(03-12-2014 10:14 PM)Marcus von Cube Wrote: Let's talk about facts again.
The Atmel processor is a very limited device. It's fast (at high clock speeds) but it's lacking memory to an extend which made Pauli and me geniuses in saving flash and RAM space. This has several impacts:
We cannot use the processor to its full extent because flash is so limited that we had to use the so called thumb mode which features a reduced instruction set with a smaller memory footprint at the cost of slower execution (limited instruction and processor register set). The code is optimized for size, not for speed. There are some crude manual optimizations just to squeeze out as much user flash for library functions as possible.
The limited RAM forces us to pack everything as tight as possible which slows down access (e. g. bit fields for flags).
OTH, limited means simple: no dynamic memory (and thus no memory leaks), all sizes are known, memory is moved and not linked via pointers, ...
To answer your questions about different memory types in the device. There are three:
1. Non volatile RAM, 2KB. This is user memory, holding all the registers, flags, and the program steps which can be edited directly on the device.
2. Volatile RAM, 4 KB. This can only be used temporarily for internal operations.The contents is lost whenever the processor goes idle, that is when user input is being awaited. We use it as the internal processor stack, and for most internal calculations.
3. Flash memory, 128 KB. Most of it contains the firmware. Some KB are available to the user to backup of the non volatile RAM (2KB) and for keystroke programs known as the library. These cannot be directly edited but copied to and from non volatile RAM or compiled externally and sent to the calculator as part of the firmware (calc_full.bin). This memory area is slightly slower than the other two but it doesn't really matter for the keystroke programs stored in flash. The impact on firmware execution speed is of more importance.

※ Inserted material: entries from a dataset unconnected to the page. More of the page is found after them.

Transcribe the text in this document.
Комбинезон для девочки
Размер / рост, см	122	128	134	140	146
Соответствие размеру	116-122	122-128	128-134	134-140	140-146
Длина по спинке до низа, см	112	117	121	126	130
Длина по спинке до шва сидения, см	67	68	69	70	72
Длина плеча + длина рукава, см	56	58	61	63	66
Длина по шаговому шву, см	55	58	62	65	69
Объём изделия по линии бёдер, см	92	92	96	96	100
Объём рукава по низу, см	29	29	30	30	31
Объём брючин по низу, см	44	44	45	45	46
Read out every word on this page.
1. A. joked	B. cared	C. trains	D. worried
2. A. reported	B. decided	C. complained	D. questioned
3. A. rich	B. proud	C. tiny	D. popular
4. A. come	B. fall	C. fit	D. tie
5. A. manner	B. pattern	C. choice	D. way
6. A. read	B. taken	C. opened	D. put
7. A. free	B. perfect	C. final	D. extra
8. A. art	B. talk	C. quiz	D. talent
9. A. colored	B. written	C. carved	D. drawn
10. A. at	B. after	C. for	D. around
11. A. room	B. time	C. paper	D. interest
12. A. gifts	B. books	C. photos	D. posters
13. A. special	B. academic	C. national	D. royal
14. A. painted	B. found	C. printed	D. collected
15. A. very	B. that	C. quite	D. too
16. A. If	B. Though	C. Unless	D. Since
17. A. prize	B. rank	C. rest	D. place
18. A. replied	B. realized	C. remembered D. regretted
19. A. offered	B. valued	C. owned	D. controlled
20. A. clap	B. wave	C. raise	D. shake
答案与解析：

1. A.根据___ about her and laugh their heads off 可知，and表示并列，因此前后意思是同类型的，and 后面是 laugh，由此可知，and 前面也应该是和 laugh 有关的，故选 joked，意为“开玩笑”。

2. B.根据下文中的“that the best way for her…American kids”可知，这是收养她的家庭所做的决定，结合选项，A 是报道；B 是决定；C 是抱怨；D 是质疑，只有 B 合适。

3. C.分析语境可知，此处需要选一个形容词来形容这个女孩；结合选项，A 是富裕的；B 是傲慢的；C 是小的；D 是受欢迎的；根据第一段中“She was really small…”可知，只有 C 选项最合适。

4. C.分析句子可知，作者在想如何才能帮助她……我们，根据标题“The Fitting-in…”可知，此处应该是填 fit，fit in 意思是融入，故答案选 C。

To add some info about what Pauli wrote about access to local and global registers:
Global registers move around in memory, depending on the number of registers allocated (REGS command), and whether double precision mode is in effect or not. Thus, finding a specific register needs a few instructions (shifts and adds). Local registers a similar in nature: There size is variable (double precision or not) and their location is dynamic: they live on the subroutine return stack, the same that manages XEQ and RTN. The effort to find such a register in memory is comparable to that of finding a global register, just a few adds and shifts. The distinction between local and global is done through the internal index: 0 to 111 is global, 112 and higher is local and requires a different access path. To be precise, the range 100 to 111 for the lettered registers requires its own scheme but it deviates only minimally from that for 0 to 99. The effects on execution time should be negligible.
When local registers are allocated, RTN is a bit more involved because it not only needs to pull the return address off the subroutine return stack but also has to skip the local register frame and needs to setup some internal pointers to reactivate the local registers of the caller. Repeating LocR commands on the same stack frame (adjusting the available number of registers) has to move some memory around which may affect performance. The latter should be a rare case anyway.
Just enjoy the features. That's why we have implemented them.
Marcus,
I hugely appreciate this outstanding explanation. It answers most of my questions. I am impressed that you took the time to write this lengthy insight on the forum. I hope many other 34S users can read it as well.
I am a daily full-time end-user of "your" WP34S and I could not easily perform my daily chores without it. My interest in the technical details is simply in order to make the fastest and most efficient program that I can. I do indeed enjoy all of the features. Obviously, Walter's manual makes it all possible for me as well.
Thanks again to all of you involved in the 34S,
- Sikuq
PS: All those mathematical functions in the 34S libraries, just how do they work?